In 1975, origami artist Michael LaFosse designed a pure origami (one sheet; no cutting, glue or staples...) flying wing, which he named the "Art Deco Wing".Though its aerodynamic form mimics some hang glider and supersonic airfoils, its invention evolved from exploring the beauty of folded paper first. Its glide ratio and stability are on a par with many of the best paper wing constructions that use glue, tape or staples. This design was first published in 1984 in the book "Wings and Things", by Stephen Weiss, St. Martin's Press.

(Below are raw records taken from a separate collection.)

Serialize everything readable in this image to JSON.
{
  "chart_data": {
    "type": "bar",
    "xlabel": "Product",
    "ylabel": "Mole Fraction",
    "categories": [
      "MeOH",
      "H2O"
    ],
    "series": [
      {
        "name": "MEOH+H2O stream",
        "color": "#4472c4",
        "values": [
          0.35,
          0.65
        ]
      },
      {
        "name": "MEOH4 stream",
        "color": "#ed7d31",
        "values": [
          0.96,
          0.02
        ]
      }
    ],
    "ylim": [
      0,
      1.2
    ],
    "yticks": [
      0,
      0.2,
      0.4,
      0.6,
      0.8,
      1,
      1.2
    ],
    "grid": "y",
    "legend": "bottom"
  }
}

Although it is a common view that light paper planes go farther than heavy ones, this is considered to be untrue by Blackburn. Blackburn's record-breaking 20-year-old paper plane was based on his belief that the best planes had short wings and are "heavy" at the point of the launch phase in which the thrower throws the paper plane into the air, and at the same time longer wings and a "lighter" weight would allow the paper plane to have better flight times but this cannot be thrown hard with much pressure into the air as a "heavy" weighted launch phase. According to Blackburn, "For maximum height and for a good transition to gliding flight, the throw must be within 10 degrees of vertical" — which shows that a speed of at least 60 miles per hour (97 kilometres per hour) is the amount needed to throw the paper plane successfully.

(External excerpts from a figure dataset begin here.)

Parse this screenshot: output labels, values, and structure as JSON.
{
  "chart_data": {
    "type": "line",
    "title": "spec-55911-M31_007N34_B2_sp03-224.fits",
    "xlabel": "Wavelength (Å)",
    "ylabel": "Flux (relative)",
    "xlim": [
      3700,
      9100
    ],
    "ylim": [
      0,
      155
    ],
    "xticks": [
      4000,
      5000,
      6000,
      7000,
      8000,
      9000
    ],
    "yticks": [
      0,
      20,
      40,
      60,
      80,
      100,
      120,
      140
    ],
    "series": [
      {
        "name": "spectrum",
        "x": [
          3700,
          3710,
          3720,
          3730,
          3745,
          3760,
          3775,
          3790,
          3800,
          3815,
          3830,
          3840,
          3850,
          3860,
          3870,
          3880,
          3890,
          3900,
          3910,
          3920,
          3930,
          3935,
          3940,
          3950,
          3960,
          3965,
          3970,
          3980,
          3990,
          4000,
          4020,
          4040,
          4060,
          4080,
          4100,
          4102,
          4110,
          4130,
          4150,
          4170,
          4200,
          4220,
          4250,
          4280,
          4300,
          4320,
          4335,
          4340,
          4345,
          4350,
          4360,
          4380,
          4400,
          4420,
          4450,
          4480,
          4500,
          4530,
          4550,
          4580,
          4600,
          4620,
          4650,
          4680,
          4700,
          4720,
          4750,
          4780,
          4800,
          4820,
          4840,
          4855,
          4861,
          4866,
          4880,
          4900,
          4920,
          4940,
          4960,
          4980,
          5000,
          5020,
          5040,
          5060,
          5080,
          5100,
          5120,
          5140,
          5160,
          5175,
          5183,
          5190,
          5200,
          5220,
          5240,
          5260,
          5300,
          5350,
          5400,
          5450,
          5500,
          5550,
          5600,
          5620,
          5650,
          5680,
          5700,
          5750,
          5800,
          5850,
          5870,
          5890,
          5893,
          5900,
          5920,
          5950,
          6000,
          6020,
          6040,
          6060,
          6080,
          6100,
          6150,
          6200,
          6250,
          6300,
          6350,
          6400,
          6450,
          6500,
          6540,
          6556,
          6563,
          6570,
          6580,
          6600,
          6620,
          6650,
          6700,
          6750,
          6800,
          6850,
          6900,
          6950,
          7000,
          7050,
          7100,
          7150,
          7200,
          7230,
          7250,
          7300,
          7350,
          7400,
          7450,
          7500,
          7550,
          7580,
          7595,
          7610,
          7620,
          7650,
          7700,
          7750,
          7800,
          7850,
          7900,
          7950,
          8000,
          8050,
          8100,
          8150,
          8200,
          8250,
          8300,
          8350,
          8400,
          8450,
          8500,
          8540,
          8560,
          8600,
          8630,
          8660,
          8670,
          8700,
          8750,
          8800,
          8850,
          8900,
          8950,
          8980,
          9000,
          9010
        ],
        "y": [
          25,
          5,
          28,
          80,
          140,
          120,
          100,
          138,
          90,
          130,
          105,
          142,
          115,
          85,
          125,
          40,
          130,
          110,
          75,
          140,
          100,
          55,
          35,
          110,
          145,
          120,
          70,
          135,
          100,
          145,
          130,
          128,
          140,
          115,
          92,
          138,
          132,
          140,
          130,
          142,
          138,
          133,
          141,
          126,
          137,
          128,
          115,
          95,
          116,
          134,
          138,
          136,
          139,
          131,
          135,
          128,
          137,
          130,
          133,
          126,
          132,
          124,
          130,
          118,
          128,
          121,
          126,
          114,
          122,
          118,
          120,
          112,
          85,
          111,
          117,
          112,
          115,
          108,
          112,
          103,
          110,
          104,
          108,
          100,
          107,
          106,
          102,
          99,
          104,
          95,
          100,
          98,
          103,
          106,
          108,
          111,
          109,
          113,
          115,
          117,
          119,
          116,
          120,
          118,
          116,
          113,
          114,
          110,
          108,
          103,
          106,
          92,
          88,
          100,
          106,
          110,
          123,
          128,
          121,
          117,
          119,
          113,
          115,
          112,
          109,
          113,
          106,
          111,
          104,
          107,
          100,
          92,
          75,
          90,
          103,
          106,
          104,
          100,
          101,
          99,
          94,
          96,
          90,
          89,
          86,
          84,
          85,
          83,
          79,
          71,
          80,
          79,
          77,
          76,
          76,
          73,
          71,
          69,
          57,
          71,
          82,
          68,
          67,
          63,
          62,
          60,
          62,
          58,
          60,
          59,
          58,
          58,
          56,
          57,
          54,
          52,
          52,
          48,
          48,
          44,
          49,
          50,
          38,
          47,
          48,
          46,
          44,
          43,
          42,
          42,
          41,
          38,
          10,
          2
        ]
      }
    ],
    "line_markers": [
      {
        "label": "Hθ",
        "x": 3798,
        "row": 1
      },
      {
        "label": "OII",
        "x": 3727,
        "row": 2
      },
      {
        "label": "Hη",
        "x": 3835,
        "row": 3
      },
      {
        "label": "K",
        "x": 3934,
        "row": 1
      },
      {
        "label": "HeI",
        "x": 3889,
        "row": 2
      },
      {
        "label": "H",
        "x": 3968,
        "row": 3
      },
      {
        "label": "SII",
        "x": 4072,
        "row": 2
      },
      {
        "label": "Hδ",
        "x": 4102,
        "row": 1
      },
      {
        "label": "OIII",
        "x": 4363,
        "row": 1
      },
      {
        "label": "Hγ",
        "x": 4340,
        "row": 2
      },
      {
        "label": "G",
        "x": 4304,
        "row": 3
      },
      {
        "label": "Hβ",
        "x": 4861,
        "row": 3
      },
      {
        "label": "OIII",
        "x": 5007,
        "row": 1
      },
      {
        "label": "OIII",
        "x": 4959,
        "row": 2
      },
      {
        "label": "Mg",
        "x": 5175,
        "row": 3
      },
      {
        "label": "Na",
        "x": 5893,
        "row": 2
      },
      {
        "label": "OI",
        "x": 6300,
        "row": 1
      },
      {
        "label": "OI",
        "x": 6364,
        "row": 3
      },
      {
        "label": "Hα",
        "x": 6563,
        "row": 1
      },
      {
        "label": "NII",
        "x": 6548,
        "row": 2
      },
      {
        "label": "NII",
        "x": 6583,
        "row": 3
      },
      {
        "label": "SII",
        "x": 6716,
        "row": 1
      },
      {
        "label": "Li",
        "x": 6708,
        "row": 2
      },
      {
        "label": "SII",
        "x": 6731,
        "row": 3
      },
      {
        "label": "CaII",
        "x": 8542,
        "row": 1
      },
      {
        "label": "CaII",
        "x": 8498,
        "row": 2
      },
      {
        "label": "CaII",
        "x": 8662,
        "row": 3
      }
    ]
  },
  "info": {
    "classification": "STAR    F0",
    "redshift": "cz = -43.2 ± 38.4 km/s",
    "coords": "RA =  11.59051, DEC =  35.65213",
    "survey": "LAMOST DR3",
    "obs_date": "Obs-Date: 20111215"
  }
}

After the folding there are still gaps between different layers of folded paper (tearoff edge). These and the kinks transversal to the airflow may have a detrimental effect on aerodynamics, especially on the upper side of the wing. In some models the surfaces are not aligned to the direction of flow acting as airbrakes. Typically the center of mass is at 1/81 and the center of area is at 1/2 of the plane lengths. Two methods exist to shift the center of mass to the front. One rolls up the leading edge which then stays unswept. The other uses a swept wing or axial folding to produce something like a fuselage extending out of leading edge of the wing.
It is possible to create freestyle versions of paper aircraft, which often exhibit an unusual flight path compared to more traditional paper darts, jets and gliders. Another propulsion technique, creating high launch velocities, involves the use of elastic bands for "catapults". Walkalong gliding involves the continuous propulsion of paper airplane designs (such as the tumblewing, follow foil and paper airplane surfer) by soaring flight on the edge of a sheet of cardboard.

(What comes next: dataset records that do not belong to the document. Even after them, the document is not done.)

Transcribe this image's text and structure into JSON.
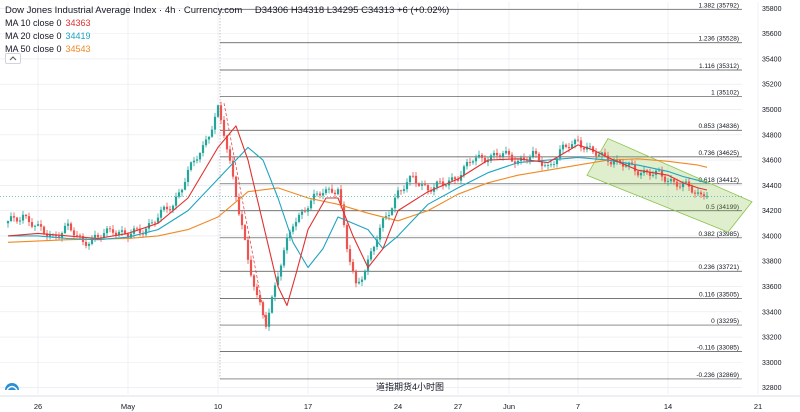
{
  "header": {
    "title": "Dow Jones Industrial Average Index · 4h · Currency.com",
    "ohlc": "D34306 H34318 L34295 C34313 +6 (+0.02%)",
    "ma": [
      {
        "label": "MA 10 close 0",
        "value": "34363",
        "color": "#e03030"
      },
      {
        "label": "MA 20 close 0",
        "value": "34419",
        "color": "#20a4c0"
      },
      {
        "label": "MA 50 close 0",
        "value": "34543",
        "color": "#f08a24"
      }
    ]
  },
  "watermark": "道指期货4小时图",
  "colors": {
    "up": "#26a69a",
    "down": "#ef5350",
    "grid": "#e6e8ee",
    "fib": "#4a4a4a",
    "channel": "#8bc34a"
  },
  "icons": {
    "collapse": "chevron-up-icon",
    "logo": "currency-logo-icon"
  },
  "chart_data": {
    "type": "candlestick",
    "ylim": [
      32750,
      35850
    ],
    "y_ticks": [
      "35800",
      "35600",
      "35400",
      "35200",
      "35000",
      "34800",
      "34600",
      "34400",
      "34200",
      "34000",
      "33800",
      "33600",
      "33400",
      "33200",
      "33000",
      "32800"
    ],
    "x_ticks": [
      {
        "label": "26",
        "x": 1.0
      },
      {
        "label": "May",
        "x": 4.0
      },
      {
        "label": "10",
        "x": 7.0
      },
      {
        "label": "17",
        "x": 10.0
      },
      {
        "label": "24",
        "x": 13.0
      },
      {
        "label": "27",
        "x": 15.0
      },
      {
        "label": "Jun",
        "x": 16.7
      },
      {
        "label": "7",
        "x": 19.0
      },
      {
        "label": "14",
        "x": 22.0
      },
      {
        "label": "21",
        "x": 25.0
      }
    ],
    "fib_levels": [
      {
        "label": "1.382 (35792)",
        "value": 35792
      },
      {
        "label": "1.236 (35528)",
        "value": 35528
      },
      {
        "label": "1.116 (35312)",
        "value": 35312
      },
      {
        "label": "1 (35102)",
        "value": 35102
      },
      {
        "label": "0.853 (34836)",
        "value": 34836
      },
      {
        "label": "0.736 (34625)",
        "value": 34625
      },
      {
        "label": "0.618 (34412)",
        "value": 34412
      },
      {
        "label": "0.5 (34199)",
        "value": 34199
      },
      {
        "label": "0.382 (33985)",
        "value": 33985
      },
      {
        "label": "0.236 (33721)",
        "value": 33721
      },
      {
        "label": "0.116 (33505)",
        "value": 33505
      },
      {
        "label": "0 (33295)",
        "value": 33295
      },
      {
        "label": "-0.116 (33085)",
        "value": 33085
      },
      {
        "label": "-0.236 (32869)",
        "value": 32869
      }
    ],
    "last_price": 34313,
    "close_path": [
      [
        0.0,
        34100
      ],
      [
        0.5,
        34170
      ],
      [
        1.0,
        34050
      ],
      [
        1.5,
        34000
      ],
      [
        2.0,
        34060
      ],
      [
        2.5,
        33960
      ],
      [
        3.0,
        33980
      ],
      [
        3.5,
        34060
      ],
      [
        4.0,
        34000
      ],
      [
        4.5,
        34050
      ],
      [
        5.0,
        34150
      ],
      [
        5.5,
        34250
      ],
      [
        6.0,
        34500
      ],
      [
        6.5,
        34700
      ],
      [
        7.0,
        35000
      ],
      [
        7.2,
        34800
      ],
      [
        7.5,
        34450
      ],
      [
        7.8,
        34100
      ],
      [
        8.0,
        33800
      ],
      [
        8.3,
        33500
      ],
      [
        8.6,
        33320
      ],
      [
        9.0,
        33700
      ],
      [
        9.5,
        34100
      ],
      [
        10.0,
        34250
      ],
      [
        10.5,
        34350
      ],
      [
        11.0,
        34380
      ],
      [
        11.3,
        33900
      ],
      [
        11.6,
        33600
      ],
      [
        12.0,
        33800
      ],
      [
        12.5,
        34100
      ],
      [
        13.0,
        34350
      ],
      [
        13.5,
        34450
      ],
      [
        14.0,
        34380
      ],
      [
        14.5,
        34400
      ],
      [
        15.0,
        34480
      ],
      [
        15.5,
        34600
      ],
      [
        16.0,
        34630
      ],
      [
        16.5,
        34640
      ],
      [
        17.0,
        34600
      ],
      [
        17.5,
        34630
      ],
      [
        18.0,
        34550
      ],
      [
        18.5,
        34680
      ],
      [
        19.0,
        34760
      ],
      [
        19.5,
        34650
      ],
      [
        20.0,
        34620
      ],
      [
        20.5,
        34560
      ],
      [
        21.0,
        34520
      ],
      [
        21.5,
        34490
      ],
      [
        22.0,
        34450
      ],
      [
        22.5,
        34400
      ],
      [
        23.0,
        34330
      ],
      [
        23.3,
        34313
      ]
    ],
    "ma10": [
      [
        0.0,
        34000
      ],
      [
        1.0,
        34020
      ],
      [
        2.0,
        34000
      ],
      [
        3.0,
        33980
      ],
      [
        4.0,
        34020
      ],
      [
        5.0,
        34100
      ],
      [
        6.0,
        34300
      ],
      [
        7.0,
        34700
      ],
      [
        7.6,
        34870
      ],
      [
        8.0,
        34600
      ],
      [
        8.6,
        34000
      ],
      [
        9.0,
        33600
      ],
      [
        9.3,
        33450
      ],
      [
        9.6,
        33700
      ],
      [
        10.0,
        34050
      ],
      [
        10.6,
        34300
      ],
      [
        11.0,
        34300
      ],
      [
        11.5,
        34000
      ],
      [
        12.0,
        33750
      ],
      [
        12.5,
        33900
      ],
      [
        13.0,
        34200
      ],
      [
        14.0,
        34350
      ],
      [
        15.0,
        34450
      ],
      [
        16.0,
        34600
      ],
      [
        17.0,
        34610
      ],
      [
        18.0,
        34580
      ],
      [
        19.0,
        34720
      ],
      [
        19.5,
        34680
      ],
      [
        20.0,
        34620
      ],
      [
        21.0,
        34520
      ],
      [
        22.0,
        34480
      ],
      [
        22.5,
        34420
      ],
      [
        23.0,
        34380
      ],
      [
        23.3,
        34363
      ]
    ],
    "ma20": [
      [
        0.0,
        34000
      ],
      [
        1.0,
        34000
      ],
      [
        2.0,
        33980
      ],
      [
        3.0,
        33970
      ],
      [
        4.0,
        33990
      ],
      [
        5.0,
        34050
      ],
      [
        6.0,
        34200
      ],
      [
        7.0,
        34450
      ],
      [
        8.0,
        34700
      ],
      [
        8.5,
        34600
      ],
      [
        9.0,
        34300
      ],
      [
        9.5,
        33950
      ],
      [
        10.0,
        33750
      ],
      [
        10.5,
        33900
      ],
      [
        11.0,
        34150
      ],
      [
        12.0,
        34050
      ],
      [
        12.5,
        33900
      ],
      [
        13.0,
        34000
      ],
      [
        14.0,
        34250
      ],
      [
        15.0,
        34380
      ],
      [
        16.0,
        34500
      ],
      [
        17.0,
        34580
      ],
      [
        18.0,
        34600
      ],
      [
        19.0,
        34620
      ],
      [
        20.0,
        34600
      ],
      [
        21.0,
        34560
      ],
      [
        22.0,
        34510
      ],
      [
        22.5,
        34470
      ],
      [
        23.0,
        34440
      ],
      [
        23.3,
        34419
      ]
    ],
    "ma50": [
      [
        0.0,
        33950
      ],
      [
        2.0,
        33970
      ],
      [
        4.0,
        33980
      ],
      [
        5.0,
        34000
      ],
      [
        6.0,
        34050
      ],
      [
        7.0,
        34150
      ],
      [
        8.0,
        34350
      ],
      [
        9.0,
        34380
      ],
      [
        10.0,
        34300
      ],
      [
        11.0,
        34250
      ],
      [
        12.0,
        34180
      ],
      [
        13.0,
        34120
      ],
      [
        14.0,
        34200
      ],
      [
        15.0,
        34330
      ],
      [
        16.0,
        34420
      ],
      [
        17.0,
        34480
      ],
      [
        18.0,
        34520
      ],
      [
        19.0,
        34560
      ],
      [
        20.0,
        34600
      ],
      [
        21.0,
        34610
      ],
      [
        22.0,
        34590
      ],
      [
        23.0,
        34560
      ],
      [
        23.3,
        34543
      ]
    ],
    "channel": [
      [
        20.0,
        34770
      ],
      [
        24.8,
        34270
      ],
      [
        24.0,
        34030
      ],
      [
        19.3,
        34480
      ]
    ],
    "wave_lines": [
      [
        [
          7.2,
          35050
        ],
        [
          8.6,
          33300
        ]
      ]
    ]
  }
}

There may one day be a paper plane launched from space. A prototype passed a durability test in a wind tunnel in March 2008, and Japan's space agency JAXA considered a launch from the International Space Station. However, the plane developers, Takuo Toda (see World Records above) and fellow enthusiast Shinji Suzuki, an aeronautical engineer and professor at Tokyo University, postponed the attempt after acknowledging it would be all but impossible to track them during the planes' week-long journey to Earth, assuming any of them survived the searing descent. The developers were hoping that China or Russia will back further efforts on the project. In February 2011, 200 planes were launched from a net underneath a weather balloon twenty-three miles above Germany. The planes were designed to maintain stable flight even in gusts up to 100 mph. The planes were equipped with memory chips from which data can be uploaded. The planes were found in other places in Europe, North America and even Australia.